The State Health Department has rebutted the claims, stating that patients are kept in different wards based on their medical conditions.

The Ahmedabad Civil Hospital has reportedly segregated wards of COVID-19 patients along religious lines, keeping members of two major communities, Hindus and Muslims, in separate wards.
Normally, at civil hospitals, wards are segregated as per gender: separate wards for male and female patients.
However, in this case, the wards have been segregated to keep patients of both communities separate.
Officials of the civil hospital are tight-lipped after local media reported on the issue, but insiders said that the decision was taken after a large number of cases were reported from a cluster of a religious gathering in Delhi and their contacts in minority-dominated pockets of Ahmedabad.

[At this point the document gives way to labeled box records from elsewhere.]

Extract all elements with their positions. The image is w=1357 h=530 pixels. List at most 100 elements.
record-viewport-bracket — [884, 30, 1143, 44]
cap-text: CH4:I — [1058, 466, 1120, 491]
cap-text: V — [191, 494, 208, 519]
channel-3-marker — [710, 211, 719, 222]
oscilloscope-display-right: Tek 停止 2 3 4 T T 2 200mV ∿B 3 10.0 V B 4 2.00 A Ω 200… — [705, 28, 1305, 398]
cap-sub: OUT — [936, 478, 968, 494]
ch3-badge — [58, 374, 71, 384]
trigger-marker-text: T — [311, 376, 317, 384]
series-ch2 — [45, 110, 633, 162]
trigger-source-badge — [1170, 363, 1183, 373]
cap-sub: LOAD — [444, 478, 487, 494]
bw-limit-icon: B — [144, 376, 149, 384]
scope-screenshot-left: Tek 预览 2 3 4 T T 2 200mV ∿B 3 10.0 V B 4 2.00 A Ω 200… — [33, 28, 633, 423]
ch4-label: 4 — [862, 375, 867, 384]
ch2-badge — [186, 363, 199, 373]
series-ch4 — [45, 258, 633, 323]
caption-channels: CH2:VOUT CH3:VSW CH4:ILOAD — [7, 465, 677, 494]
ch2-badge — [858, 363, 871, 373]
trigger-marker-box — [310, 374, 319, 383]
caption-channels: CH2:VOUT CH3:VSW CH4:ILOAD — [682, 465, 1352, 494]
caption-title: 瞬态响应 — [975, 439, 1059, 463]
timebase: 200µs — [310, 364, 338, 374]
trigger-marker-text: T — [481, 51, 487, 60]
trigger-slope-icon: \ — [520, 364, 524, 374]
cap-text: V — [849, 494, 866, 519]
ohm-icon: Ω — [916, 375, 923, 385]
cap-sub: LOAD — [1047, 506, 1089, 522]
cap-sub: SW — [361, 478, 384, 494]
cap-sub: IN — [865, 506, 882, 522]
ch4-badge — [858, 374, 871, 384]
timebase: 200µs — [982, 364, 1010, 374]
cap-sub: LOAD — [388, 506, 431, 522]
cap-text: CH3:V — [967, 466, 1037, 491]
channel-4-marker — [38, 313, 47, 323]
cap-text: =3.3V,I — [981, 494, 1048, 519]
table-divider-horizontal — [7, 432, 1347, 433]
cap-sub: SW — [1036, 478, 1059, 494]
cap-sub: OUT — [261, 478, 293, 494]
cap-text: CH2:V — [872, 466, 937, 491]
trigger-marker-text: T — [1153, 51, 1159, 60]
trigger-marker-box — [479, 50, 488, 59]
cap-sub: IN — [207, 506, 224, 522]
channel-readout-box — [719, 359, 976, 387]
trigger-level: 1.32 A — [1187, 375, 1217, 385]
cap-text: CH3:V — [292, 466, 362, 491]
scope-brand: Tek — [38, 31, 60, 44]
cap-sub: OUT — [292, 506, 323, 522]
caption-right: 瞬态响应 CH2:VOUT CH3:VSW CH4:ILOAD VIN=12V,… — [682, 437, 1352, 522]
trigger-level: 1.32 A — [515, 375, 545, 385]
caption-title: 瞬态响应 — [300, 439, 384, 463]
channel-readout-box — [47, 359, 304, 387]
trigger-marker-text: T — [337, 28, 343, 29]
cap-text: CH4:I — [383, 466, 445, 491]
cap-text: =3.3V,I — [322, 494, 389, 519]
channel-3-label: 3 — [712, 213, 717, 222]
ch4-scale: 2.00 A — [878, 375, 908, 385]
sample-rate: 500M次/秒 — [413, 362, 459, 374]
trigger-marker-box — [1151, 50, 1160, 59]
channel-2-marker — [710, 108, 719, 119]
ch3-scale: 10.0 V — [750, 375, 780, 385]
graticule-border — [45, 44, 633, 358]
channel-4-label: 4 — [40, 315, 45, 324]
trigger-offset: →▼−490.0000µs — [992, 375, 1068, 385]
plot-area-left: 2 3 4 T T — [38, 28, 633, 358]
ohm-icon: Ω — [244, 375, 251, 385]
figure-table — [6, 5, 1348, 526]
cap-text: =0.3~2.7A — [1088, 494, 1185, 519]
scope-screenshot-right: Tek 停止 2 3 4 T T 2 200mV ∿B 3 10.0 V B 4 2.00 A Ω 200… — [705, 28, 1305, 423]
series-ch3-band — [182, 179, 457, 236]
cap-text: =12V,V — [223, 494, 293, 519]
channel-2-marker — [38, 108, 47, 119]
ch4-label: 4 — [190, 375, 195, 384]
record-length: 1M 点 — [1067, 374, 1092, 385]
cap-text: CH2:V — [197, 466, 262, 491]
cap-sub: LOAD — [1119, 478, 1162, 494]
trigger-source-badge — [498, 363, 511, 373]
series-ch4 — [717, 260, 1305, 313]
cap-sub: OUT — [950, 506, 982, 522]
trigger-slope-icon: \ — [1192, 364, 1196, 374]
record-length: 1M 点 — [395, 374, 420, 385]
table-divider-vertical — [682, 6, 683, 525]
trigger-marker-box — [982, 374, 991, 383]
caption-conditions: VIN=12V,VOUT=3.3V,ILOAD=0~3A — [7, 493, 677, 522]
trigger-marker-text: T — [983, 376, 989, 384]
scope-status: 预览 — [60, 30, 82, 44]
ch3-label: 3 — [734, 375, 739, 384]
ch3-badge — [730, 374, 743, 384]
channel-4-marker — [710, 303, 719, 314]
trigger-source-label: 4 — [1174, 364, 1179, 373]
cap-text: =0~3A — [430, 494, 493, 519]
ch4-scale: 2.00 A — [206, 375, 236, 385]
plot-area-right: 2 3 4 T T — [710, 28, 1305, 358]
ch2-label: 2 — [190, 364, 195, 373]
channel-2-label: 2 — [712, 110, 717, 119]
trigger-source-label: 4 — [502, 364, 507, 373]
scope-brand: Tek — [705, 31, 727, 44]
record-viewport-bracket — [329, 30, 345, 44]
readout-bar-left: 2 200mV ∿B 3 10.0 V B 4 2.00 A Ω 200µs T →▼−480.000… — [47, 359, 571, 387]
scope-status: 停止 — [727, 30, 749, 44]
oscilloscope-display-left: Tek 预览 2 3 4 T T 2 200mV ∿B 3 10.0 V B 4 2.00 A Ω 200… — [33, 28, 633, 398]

However, the State Health Department has strongly rebutted the reports of segregation based on religion. Patients are kept in different wards based on their medical condition, severity of the symptoms and age, purely based on the advice of the doctors treating them, it said.
As per the data, more than 50% of the total cases from Ahmedabad have emerged from select clusters of minority pockets in the city.
A doctor, who spoke on the condition of anonymity, said that certain patients from the Hindu community were not comfortable being in the same ward as those of the Muslim community.
After some patients complained, it was decided to segregate them on a temporary basis, the doctor said.